TFT-Monitore arbeiten üblicherweise mit 60 Hz. Um DVD-Filme ruckelfrei wiedergeben zu können, sollte jedoch eine 50-Hz-Unterstützung vorhanden sein. Inhalte auf Blu-ray-Disc wiederum werden mit 24 Hz (oder einem Vielfachen davon) judderfrei wiedergegeben. Der AOC AG352UCG6 unterstützt eine 50-Hz-Wiedergabe, wodurch sich DVD-Medien ruckelfrei wiedergeben lassen. Eine 24-Hz-Unterstützung bietet der Monitor nicht, daher werden Blu-ray-Filme mit 60 Hz wiedergegeben.

Da ein LC-Display immer Vollbild-basiert (progressiv) arbeitet, muss ein eingebauter Deinterlacer aus eingehenden Halbbildern (interlaced) eine Vollbildfolge erstellen. Wir überprüfen das Deinterlacing mit Halbbildfolgen im 3:2- und 2:2-Rhythmus und spielen danach noch echtes Videomaterial mit nicht zusammenhängenden Halbbildern zu. Im Optimalfall kann der Deinterlacer in den beiden ersten Fällen die Originalvollbildfolge verlustfrei rekonstruieren.

Der AOC AG352UCG6 bringt zwar ein Halbbild-basiertes Signal zur Anzeige, dies wird aber nur durch einfaches Fieldscaling auf Panel-Auflösung skaliert und ist entsprechend verlustbehaftet. Außerdem erfolgt die Anzeige sehr zittrig. Inzwischen wird bei aktuellen LC-Displays nur noch äußerst selten ein Deinterlacer eingebaut, der auch beim aktuellen Probanden eingespart wurde. Es ist also notwendig, ein in Vollbildern vorliegendes Signal zuzuspielen.

Overscan

Eine Overscan-Einstellung wird vom AOC AG352UCG6 nicht angeboten.

Unterstützte Farbmodelle und Signallevels

Der AOC AG352UCG6 erwartet am HDMI-Eingang PC-Levels und ist daher in der Lage, den vollen Farbumfang zu nutzen. Hierfür muss keine spezielle Einstellung vorgenommen werden, eine korrekte Umsetzung erfolgt bereits automatisch.

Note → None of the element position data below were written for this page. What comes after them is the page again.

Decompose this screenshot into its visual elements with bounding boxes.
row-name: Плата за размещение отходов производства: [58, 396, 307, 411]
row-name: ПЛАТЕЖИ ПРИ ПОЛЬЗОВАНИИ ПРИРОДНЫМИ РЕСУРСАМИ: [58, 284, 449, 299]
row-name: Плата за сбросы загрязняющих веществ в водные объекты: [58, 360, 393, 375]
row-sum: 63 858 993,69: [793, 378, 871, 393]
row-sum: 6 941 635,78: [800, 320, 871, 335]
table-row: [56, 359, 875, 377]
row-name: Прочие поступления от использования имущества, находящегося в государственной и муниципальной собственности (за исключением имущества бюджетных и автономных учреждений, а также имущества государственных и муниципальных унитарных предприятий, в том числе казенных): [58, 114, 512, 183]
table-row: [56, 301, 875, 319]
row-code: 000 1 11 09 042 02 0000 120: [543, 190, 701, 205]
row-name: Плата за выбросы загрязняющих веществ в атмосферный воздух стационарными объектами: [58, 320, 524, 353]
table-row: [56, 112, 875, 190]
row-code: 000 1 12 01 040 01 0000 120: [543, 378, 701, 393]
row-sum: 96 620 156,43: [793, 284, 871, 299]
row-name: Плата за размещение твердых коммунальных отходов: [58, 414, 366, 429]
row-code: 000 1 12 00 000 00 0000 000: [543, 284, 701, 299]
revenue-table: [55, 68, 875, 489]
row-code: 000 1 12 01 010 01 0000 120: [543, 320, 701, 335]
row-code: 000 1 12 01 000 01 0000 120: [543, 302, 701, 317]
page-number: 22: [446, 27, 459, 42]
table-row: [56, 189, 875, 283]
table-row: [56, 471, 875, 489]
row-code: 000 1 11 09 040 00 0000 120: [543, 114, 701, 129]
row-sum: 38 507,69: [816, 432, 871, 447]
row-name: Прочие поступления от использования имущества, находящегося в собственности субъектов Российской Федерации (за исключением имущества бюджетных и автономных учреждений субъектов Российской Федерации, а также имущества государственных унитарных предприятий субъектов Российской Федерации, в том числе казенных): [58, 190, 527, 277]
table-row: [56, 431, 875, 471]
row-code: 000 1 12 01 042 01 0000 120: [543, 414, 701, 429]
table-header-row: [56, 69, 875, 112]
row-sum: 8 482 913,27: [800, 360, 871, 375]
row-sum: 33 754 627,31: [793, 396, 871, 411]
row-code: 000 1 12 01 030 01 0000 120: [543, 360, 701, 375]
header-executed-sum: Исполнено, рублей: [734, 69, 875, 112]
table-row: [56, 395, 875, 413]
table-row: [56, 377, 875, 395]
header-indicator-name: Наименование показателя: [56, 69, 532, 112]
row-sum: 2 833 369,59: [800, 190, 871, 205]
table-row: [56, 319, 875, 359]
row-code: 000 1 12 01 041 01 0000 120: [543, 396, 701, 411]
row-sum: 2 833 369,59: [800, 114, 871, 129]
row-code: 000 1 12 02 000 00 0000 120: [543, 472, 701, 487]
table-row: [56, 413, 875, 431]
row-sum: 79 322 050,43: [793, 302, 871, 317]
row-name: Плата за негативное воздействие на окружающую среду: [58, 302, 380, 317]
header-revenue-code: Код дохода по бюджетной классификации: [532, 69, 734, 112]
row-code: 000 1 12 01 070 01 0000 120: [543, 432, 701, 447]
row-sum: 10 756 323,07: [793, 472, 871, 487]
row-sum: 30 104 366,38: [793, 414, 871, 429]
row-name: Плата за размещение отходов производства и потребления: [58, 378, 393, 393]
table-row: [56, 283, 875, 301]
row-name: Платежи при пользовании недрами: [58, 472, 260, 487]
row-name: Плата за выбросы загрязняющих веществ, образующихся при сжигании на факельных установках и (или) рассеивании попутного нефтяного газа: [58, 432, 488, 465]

Die Farbmodelle YCbCr 4:2:2 und YCbCr 4:4:4 werden vom AOC AG352UCG6, wie auch schon bei anderen Bildschirmen festgestellt, auf unschöne Weise nicht unterstützt: Der Bildschirm verabschiedet sich wegen nicht erkannter Signale in den Ruhemodus, wenn eines dieser Farbmodelle ausgewählt wird. Es bleibt dann nur die Möglichkeit, mit Glück die Einstellung wieder zurückzusetzen oder ein anderes Anzeigegerät dafür zu verwenden.

Die Wichtigkeit des abgestimmten Videolevels in der Zuspielung wird gern unterschätzt, dabei ist das ein entscheidendes Kriterium für die korrekte Darstellung. Kommt es hier zu Abstimmungsproblemen, resultiert dies entweder in einem stark reduzierten Tonwertumfang oder einem ausgewaschenen, matten Bild ohne volles Weiß und Schwarz.